Ce film, réalisé par Adam McKay, c’est l’histoire de scientifiques qui découvrent qu’une météorite s’apprête à détruire la Terre et vont alors tout faire pour prévenir l’humanité de la probable et inévitable fin du monde, et tenter d’empêcher cette catastrophe. Mais voilà, ils se heurtent à un déni généralisé.

Comment ne pas faire le parallèle avec le déni dans lequel nous sommes face aux dérèglements climatiques et aux conséquences de ceux-ci ?

Sujet on ne peut plus d’actualité alors que le GIEC (Groupe d’experts intergouvernemental sur l’évolution du climat) vient de publier ce 28 février 2022 le 2eme volet de son 6eme rapport. Celui-ci, une fois de plus, tire la sonnette d’alarme sur les conséquences désastreuses de la logique économique en vigueur depuis les années 70 qui engendre une accélération du réchauffement climatique jamais vue depuis l’histoire de la Terre. Si vous n’avez à court terme pas le temps de lire le résumé à l’intention des décideurs fait par le GIEC (ici : https://lnkd.in/dWrtjeQQ), je vous invite déjà à lire dans un 1er temps la très bonne synthèse de ce rapport faite par le site bonpote.com : https://lnkd.in/dnfzDXe2.

Le déni : la première étape de la courbe du deuil ou courbe du changement

Le déni est la première étape dans la courbe du deuil, modélisée par Elisabeth Kübler-Ross, psychiatre helvético-américaine. Cette courbe s’applique au deuil, mais aussi à toute forme de perte catastrophique. Le déni est donc normal. Simplement, il ne faut pas y rester, sous peine de ne jamais se mettre en mouvement. Ce que nous montre cette courbe, qui est aussi la courbe du changement, c’est qu’il est indispensable d’aller connecter à nos émotions pour sortir du déni (voir image ci-dessous, issue de cet article : https://www.swissleaders.ch/article/actuel/accompagnement-manager). Ce à quoi nous invite d’ailleurs merveilleusement bien « le travail qui relie » (work that reconnects) que propose Joanna Macy pour justement faire face à l’effondrement annoncé. Aller rencontrer notre colère, notre peur, notre tristesse. Contacter à notre vulnérabilité pour nous mettre en mouvement. C’est d’ailleurs cela, le rôle des émotions. Etymologiquement, elles nous ramènent au latin « emovere », le mouvement. Les émotions sont des énergies qui nous mettent en mouvement. Nous permettant de sortir du déni pour aller vers une phase de remise en question, puis de remobilisation et enfin d’engagement.

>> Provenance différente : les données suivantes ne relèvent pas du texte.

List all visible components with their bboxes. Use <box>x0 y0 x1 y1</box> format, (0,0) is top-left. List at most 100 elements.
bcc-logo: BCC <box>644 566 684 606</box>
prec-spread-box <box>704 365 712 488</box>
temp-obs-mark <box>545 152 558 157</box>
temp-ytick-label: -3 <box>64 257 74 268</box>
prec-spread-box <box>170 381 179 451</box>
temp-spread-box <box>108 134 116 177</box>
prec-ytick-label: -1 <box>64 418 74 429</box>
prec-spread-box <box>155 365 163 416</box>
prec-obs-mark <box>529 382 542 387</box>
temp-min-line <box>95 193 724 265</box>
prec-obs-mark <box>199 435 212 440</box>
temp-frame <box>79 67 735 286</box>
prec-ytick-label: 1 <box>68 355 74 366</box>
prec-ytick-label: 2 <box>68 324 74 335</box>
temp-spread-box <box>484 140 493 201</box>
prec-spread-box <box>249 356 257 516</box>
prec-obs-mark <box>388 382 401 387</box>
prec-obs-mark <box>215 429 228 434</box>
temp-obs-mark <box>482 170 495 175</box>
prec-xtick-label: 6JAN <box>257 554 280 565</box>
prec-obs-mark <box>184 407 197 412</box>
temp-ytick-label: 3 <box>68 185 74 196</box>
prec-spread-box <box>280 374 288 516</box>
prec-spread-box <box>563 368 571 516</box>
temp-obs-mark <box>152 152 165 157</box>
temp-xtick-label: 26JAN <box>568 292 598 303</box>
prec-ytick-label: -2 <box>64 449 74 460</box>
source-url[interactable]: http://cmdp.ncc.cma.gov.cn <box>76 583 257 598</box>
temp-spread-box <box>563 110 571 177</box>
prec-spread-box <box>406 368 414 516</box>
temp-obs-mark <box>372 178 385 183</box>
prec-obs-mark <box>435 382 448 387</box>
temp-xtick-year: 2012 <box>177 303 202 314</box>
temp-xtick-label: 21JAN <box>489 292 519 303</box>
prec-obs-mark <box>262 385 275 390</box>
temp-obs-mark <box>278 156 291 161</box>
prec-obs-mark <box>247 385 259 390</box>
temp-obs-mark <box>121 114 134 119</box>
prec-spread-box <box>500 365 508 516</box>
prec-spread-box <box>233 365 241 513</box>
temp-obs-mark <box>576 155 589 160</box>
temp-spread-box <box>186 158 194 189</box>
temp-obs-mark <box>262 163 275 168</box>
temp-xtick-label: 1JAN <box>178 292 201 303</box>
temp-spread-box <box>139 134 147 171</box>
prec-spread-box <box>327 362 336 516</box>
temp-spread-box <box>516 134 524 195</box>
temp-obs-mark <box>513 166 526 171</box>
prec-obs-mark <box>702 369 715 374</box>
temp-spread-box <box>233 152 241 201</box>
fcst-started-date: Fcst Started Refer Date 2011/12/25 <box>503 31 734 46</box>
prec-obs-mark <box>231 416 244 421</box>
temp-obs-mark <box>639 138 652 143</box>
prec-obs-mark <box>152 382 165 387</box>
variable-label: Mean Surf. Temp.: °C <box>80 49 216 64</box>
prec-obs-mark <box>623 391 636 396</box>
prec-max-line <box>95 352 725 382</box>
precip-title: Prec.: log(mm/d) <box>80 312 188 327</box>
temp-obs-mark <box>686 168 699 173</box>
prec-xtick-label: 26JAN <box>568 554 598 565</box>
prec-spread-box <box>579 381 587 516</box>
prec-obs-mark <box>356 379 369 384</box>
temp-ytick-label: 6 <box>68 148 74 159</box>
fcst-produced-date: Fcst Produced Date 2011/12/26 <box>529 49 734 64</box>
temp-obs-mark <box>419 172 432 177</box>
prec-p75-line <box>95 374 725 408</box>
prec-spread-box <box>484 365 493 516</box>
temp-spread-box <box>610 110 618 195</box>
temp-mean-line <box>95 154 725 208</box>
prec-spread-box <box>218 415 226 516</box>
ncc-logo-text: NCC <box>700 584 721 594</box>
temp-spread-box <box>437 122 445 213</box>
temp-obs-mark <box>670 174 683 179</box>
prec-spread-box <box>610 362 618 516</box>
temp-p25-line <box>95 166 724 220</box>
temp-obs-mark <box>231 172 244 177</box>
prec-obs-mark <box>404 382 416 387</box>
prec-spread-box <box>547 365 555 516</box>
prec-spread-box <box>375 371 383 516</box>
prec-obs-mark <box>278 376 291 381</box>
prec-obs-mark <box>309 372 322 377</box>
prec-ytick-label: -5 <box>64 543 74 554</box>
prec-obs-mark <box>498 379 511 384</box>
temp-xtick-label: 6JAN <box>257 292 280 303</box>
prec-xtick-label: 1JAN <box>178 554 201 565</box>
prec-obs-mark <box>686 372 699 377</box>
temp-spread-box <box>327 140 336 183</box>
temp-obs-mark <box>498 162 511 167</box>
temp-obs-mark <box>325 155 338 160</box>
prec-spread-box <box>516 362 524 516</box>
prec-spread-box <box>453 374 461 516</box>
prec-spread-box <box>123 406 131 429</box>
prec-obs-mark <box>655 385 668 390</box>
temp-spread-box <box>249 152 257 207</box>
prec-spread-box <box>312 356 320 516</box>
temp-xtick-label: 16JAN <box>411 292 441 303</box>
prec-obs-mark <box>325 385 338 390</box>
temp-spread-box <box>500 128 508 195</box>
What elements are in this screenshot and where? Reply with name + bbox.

Ce qui m’amène au deuxième film dont j’avais envie de vous parler…

Courbe du changement

« Une fois que tu sais »

Je ne peux que vous recommander de regarder ce film, écrit et réalisé par Emmanuel Cappelin, que l’on peut notamment trouver en VOD sur Vimeo (https://www.nourfilms.com/cinema-independant/une-fois-que-tu-sais/).

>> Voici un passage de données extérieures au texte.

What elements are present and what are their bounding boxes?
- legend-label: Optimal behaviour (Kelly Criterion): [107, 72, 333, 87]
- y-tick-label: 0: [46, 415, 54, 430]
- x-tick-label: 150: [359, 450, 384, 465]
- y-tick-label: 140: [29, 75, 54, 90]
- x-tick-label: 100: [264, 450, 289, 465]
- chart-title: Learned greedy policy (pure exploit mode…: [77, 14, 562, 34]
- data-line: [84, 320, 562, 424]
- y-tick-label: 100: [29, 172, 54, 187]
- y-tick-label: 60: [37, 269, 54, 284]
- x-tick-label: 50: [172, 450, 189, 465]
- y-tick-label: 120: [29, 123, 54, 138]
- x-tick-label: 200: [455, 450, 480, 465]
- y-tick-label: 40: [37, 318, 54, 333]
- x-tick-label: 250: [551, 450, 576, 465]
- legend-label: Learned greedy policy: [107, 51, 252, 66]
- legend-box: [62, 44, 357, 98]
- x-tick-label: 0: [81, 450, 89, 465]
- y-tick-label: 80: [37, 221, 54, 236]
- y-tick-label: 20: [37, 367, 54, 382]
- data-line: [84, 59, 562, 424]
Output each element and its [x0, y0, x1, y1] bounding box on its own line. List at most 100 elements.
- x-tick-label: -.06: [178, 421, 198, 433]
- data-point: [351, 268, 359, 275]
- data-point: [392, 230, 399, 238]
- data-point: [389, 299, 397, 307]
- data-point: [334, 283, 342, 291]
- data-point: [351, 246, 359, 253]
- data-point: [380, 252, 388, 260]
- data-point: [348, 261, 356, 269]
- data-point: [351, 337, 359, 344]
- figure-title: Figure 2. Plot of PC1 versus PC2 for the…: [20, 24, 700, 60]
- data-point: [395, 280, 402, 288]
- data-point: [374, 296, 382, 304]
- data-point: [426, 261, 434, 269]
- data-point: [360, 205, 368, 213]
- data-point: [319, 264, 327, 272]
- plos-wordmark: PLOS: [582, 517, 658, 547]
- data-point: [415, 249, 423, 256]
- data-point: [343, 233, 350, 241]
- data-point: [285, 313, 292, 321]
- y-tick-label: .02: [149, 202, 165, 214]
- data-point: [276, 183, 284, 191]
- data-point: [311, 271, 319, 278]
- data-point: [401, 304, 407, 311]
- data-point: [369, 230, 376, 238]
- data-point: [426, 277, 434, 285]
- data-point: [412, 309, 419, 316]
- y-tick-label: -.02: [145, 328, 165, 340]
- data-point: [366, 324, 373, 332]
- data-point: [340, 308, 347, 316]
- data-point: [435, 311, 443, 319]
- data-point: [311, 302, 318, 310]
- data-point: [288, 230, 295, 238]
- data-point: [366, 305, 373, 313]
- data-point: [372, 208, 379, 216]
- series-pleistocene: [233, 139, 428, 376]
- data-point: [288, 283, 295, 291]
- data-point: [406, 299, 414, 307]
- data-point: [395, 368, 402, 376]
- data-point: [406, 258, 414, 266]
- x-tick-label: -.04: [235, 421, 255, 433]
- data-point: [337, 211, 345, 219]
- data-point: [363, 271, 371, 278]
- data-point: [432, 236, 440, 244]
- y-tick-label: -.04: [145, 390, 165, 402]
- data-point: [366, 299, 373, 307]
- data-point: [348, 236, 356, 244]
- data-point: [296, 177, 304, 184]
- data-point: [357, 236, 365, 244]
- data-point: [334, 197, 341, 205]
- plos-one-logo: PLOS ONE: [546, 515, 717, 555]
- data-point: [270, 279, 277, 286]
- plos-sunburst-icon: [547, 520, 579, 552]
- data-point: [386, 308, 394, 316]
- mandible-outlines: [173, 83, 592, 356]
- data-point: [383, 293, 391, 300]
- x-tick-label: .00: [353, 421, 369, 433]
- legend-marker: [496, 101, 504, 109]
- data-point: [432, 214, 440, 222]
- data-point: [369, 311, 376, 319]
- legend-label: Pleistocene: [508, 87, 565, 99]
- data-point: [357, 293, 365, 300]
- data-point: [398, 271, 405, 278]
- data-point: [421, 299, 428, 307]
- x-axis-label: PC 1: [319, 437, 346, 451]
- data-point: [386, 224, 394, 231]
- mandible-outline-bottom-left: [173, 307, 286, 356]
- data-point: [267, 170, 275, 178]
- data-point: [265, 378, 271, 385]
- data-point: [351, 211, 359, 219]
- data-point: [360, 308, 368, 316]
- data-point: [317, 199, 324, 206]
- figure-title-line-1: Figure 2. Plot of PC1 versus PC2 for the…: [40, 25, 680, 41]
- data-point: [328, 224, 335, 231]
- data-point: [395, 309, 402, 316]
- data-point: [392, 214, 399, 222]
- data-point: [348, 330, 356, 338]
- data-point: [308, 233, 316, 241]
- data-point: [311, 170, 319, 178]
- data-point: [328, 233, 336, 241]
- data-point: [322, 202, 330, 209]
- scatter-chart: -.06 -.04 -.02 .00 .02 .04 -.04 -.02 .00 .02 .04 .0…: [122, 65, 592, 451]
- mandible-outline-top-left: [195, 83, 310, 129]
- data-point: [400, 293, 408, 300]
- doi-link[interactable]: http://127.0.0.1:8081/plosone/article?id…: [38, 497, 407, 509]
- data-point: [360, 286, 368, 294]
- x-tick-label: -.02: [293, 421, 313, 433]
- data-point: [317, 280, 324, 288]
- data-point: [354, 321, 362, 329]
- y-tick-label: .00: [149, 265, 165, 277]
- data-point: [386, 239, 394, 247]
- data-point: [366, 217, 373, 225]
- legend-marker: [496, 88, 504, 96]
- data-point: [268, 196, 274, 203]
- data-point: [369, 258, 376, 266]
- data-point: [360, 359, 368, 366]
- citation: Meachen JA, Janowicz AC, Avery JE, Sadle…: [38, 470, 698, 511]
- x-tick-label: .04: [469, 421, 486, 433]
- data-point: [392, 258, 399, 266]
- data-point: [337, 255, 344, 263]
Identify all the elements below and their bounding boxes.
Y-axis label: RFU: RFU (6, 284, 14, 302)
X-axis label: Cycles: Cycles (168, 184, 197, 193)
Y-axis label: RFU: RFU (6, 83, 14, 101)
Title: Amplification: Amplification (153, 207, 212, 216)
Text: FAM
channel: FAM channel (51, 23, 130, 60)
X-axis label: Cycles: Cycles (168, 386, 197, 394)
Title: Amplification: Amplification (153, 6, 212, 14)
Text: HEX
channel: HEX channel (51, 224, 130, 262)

Un film qui m’a profondément touchée, et qui, en cela, joue bien ce rôle de mise en mouvement. Les rapports du GIEC sont de la plus haute importance, ils parlent à notre tête, à notre part rationnelle, en alignant toute une série de faits scientifiques. Mais ils peuvent créer un choc et amener au déni : « Ce n’est pas possible, on n’en arrivera jamais là ! » Ou alors : « Ne nous inquiétons pas, on va trouver des solutions. » Ou encore : « C’est impossible, nous n’y arriverons jamais ! »

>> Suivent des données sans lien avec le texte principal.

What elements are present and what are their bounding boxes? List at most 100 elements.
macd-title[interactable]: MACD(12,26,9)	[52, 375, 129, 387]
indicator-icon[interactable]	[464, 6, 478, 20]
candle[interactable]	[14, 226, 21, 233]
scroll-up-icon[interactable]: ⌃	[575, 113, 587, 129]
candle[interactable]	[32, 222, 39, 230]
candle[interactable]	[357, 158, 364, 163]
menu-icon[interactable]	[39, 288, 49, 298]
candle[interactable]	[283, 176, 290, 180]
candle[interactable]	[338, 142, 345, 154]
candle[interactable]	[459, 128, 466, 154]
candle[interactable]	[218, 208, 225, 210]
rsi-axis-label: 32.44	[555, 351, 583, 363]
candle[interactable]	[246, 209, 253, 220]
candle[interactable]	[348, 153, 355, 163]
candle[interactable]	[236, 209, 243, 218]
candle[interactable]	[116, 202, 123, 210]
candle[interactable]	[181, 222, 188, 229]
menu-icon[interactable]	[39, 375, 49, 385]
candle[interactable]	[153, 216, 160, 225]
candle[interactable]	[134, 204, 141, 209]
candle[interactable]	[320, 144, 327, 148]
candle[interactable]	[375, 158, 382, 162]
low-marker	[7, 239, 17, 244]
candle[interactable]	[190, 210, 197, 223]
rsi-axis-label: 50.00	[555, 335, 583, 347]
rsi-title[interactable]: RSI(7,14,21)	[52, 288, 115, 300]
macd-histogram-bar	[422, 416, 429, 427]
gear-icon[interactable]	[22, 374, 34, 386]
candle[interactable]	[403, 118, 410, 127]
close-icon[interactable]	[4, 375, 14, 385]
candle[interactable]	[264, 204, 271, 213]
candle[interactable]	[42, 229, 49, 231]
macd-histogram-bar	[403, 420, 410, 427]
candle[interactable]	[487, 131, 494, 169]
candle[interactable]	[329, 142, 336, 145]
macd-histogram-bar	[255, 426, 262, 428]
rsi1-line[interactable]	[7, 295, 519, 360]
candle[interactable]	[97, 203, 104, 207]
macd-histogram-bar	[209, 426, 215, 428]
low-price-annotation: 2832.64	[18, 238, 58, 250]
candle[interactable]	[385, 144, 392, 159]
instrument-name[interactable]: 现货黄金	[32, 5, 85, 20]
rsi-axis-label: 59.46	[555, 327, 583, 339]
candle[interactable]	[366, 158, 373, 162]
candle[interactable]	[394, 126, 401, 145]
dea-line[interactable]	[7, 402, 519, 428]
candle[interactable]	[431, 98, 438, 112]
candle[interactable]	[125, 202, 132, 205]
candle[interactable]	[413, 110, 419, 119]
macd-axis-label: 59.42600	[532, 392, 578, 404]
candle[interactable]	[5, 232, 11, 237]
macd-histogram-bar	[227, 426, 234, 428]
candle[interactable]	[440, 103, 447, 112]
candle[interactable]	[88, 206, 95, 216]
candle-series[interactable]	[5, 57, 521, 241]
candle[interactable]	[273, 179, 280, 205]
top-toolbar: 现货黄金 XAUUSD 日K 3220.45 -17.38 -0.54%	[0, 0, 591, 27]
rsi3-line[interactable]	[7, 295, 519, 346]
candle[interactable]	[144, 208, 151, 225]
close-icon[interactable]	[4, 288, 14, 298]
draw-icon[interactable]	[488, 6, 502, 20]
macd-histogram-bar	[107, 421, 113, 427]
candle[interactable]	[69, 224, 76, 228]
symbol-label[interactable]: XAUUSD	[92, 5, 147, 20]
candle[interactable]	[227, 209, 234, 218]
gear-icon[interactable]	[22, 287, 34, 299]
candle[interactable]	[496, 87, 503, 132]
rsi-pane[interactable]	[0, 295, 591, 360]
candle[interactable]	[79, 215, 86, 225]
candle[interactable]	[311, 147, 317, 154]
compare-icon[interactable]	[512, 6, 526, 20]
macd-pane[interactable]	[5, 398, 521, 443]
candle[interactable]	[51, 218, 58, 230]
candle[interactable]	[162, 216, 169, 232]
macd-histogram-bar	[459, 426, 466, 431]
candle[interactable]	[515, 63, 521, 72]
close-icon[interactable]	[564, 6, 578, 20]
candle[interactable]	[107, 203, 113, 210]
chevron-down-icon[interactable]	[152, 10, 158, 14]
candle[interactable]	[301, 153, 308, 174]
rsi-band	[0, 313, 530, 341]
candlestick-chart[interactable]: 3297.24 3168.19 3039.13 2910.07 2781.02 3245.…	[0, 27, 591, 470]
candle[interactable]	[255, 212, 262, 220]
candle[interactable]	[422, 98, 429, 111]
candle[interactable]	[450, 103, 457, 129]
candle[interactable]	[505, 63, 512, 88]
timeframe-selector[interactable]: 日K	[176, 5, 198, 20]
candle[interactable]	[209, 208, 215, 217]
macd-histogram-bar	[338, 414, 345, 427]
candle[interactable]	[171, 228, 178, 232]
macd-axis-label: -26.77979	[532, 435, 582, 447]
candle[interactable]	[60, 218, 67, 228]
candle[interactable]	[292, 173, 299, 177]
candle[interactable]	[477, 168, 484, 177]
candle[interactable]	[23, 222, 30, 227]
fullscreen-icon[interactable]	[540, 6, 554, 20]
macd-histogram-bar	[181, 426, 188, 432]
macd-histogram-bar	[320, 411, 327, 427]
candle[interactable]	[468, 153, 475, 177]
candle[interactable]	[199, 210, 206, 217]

Ce film m’a touchée par la sensibilité de son écriture et par sa lucidité quant au double défi auquel nous devons faire face : pénurie de ressources et changement climatique, amenant dans leur sillage un effondrement… Il apporte les faits, les données des scientifiques, mais donne aussi à voir l’impact des changements qui sont déjà à l’œuvre, donne la parole à celles et ceux qui ont peur et qui se démènent pour sensibiliser et agir, ou simplement pour survivre.

C’est un film qui ne peut pas laisser indifférent, qui questionne sur notre responsabilité, notamment par rapport aux pays qui vivent déjà les conséquences dramatiques du réchauffement climatique. Aujourd’hui, ce sont ces pays-là qui sont touchés. Comment peut-on rester insensible face à cette injustice climatique où ce sont les actions des pays les plus riches qui impactent les pays les plus pauvres, avec pour conséquences des famines obligeant les populations à fuir leur pays ? Et demain, on le sait, ce sont tous les pays qui seront touchés. En témoignent les récents feux de forêt en Californie ou en Australie, ou plus près de chez nous, les inondations de juillet 2021 en Belgique et en Allemagne.

« Une fois que tu sais, tu ne peux plus jamais être le même. (…) Pour moi, la seule stratégie possible est de faire en sorte de n’avoir aucun regret. Il faut donc faire de notre mieux maintenant afin de sensibiliser et de créer des exemples de modes de vie durables. Il faut réduire la souffrance humaine et préserver les écosystèmes du mieux qu’on peut. Il faut aussi lâcher prise et se dire que d’une façon ou d’une autre, tout cela fera la différence. On se dirige vers des temps difficiles, mais plus on sera nombreux à s’engager, à créer de la résilience et à agir avec empathie, voire même un peu de sagesse, mieux on s’en sortira tous. »

Richard Heinberg

« Je pense que l’avenir de l’Homme peut prendre deux directions possibles. Soit on optera pour la solidarité, soit une scission se créera entre les riches et les pauvres, entre les différents pays. Il y aura des guerres pour les ressources, on ne pourra plus stopper les flux de migrations. On essaiera d’y mettre fin en tirant sur les bateaux, en tuant, comme c’est déjà le cas en ce moment en Méditerranée et dans le golfe de Thaïlande. Il s’agit de sacrifier une part grandissante du monde pour permettre à un petit nombre de continuer à vivre. Ce serait un monde forteresse. »

Saleemul Hug

Est-ce de ce monde dont nous voulons, un monde où à l’image des Etats-Unis ou de l’Inde qui érigent des murs à leurs frontières, chacun se barricade chez soi ?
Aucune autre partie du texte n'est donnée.